Poor Sanitation Still a Cause of Concern in Rural TN

Published: 12th June 2014 10:09 AM  |   Last Updated: 12th June 2014 10:09 AM   |  A+A-


CHENNAI: Loksatta Party has taken a bold step highlighting the plight of public sanitation in rural Tamil Nadu after the President’s speech in Parliament which had a major focus on rural sanitation and health.

“We must not tolerate the indignity of homes without toilets and public spaces littered with garbage. For ensuring hygiene, waste management and sanitation across the nation a ‘Swachh Bharat Mission’ will be launched. This will be our tribute to Mahatma Gandhi on his 150th birth anniversary to be celebrated in the year 2019,” he had said, clearly emphasizing that development of villages and ensuring that every household had a toilet was a top priority for the new government.
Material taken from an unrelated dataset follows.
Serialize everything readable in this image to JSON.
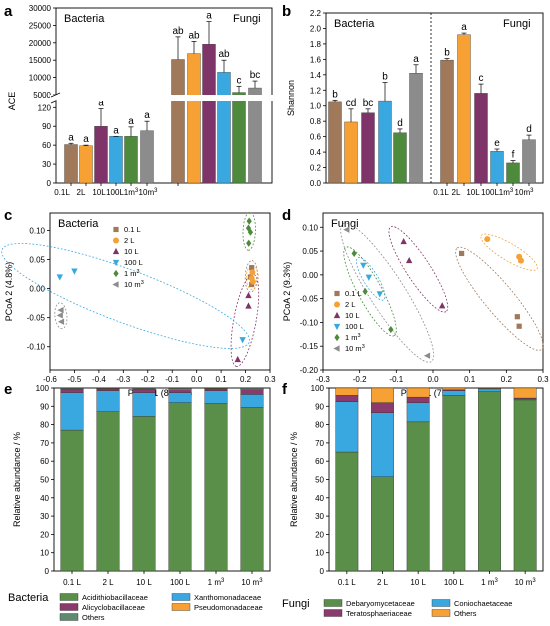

Welcoming the move, J Jayalalithaa, Chief Minister of Tamil Nadu conveyed that she had already set the target of making Tamil Nadu open defecation free by 2015 and that efforts will now be redoubled to achieve the exigent target. “Tamil Nadu looks forward for Central Government’s support in this particular case,” she said.

Jagadheeswaran and Jaiganesh, party leaders from Loksatta went on a bike campaign throughout Tamil Nadu to analyze the ground situation and create awareness about ‘Right to Service’ in the months of January and February this year. They had resolved to rest in villages every night.

Narrating the sickening experience, Jagadheeswaran said “The sanitation facilities in all the villages were appalling. A village called Puthupakkam in Kancheepuram which is just 60 kms away from Chennai had toilets built under ‘Integrated Sanitary plan’ which were unusable because of no maintenance. Another village in Kacheepuram district named Vallipuram coming under Thirukalukundram Taluk also had toilets built under the same plan but were in a hopeless  condition as there were no taps. Also, the toilet was very small making it uncomfortable for one to sit.”

Conveying that the sanitary facilities in the villages were extremely pathetic, he added, “Everyone in the village had to defecate in the open. Another village in Kancheepuram district named Vallipuram coming under Thirukazhukundram Taluk also had toilets built under ‘Integrated Sanitary plan’ which were in a dismal condition as there were no taps. Also, the toilet was very small making it uncomfortable for one to sit.”

Jagadeeshwaran expressed his deep concern apropos the government’s lackadaisical approach as far as this particular issue was concerned. “Throughout the trip I saw men and women of all ages defecating in the open.

Government reports indicate that more than `500 crore have been for building and renovation of toilets across villages. However, Jagadeeshwaran feels that the money is spent unwisely and that proper benefits do not reach the village dwellers.

The 2011 census divulges the fact that while 53.2 per cent of households have a mobile phone, merely 46.9 per cent Indians have toilets and a sheer 3.2 per cent people using public toilets.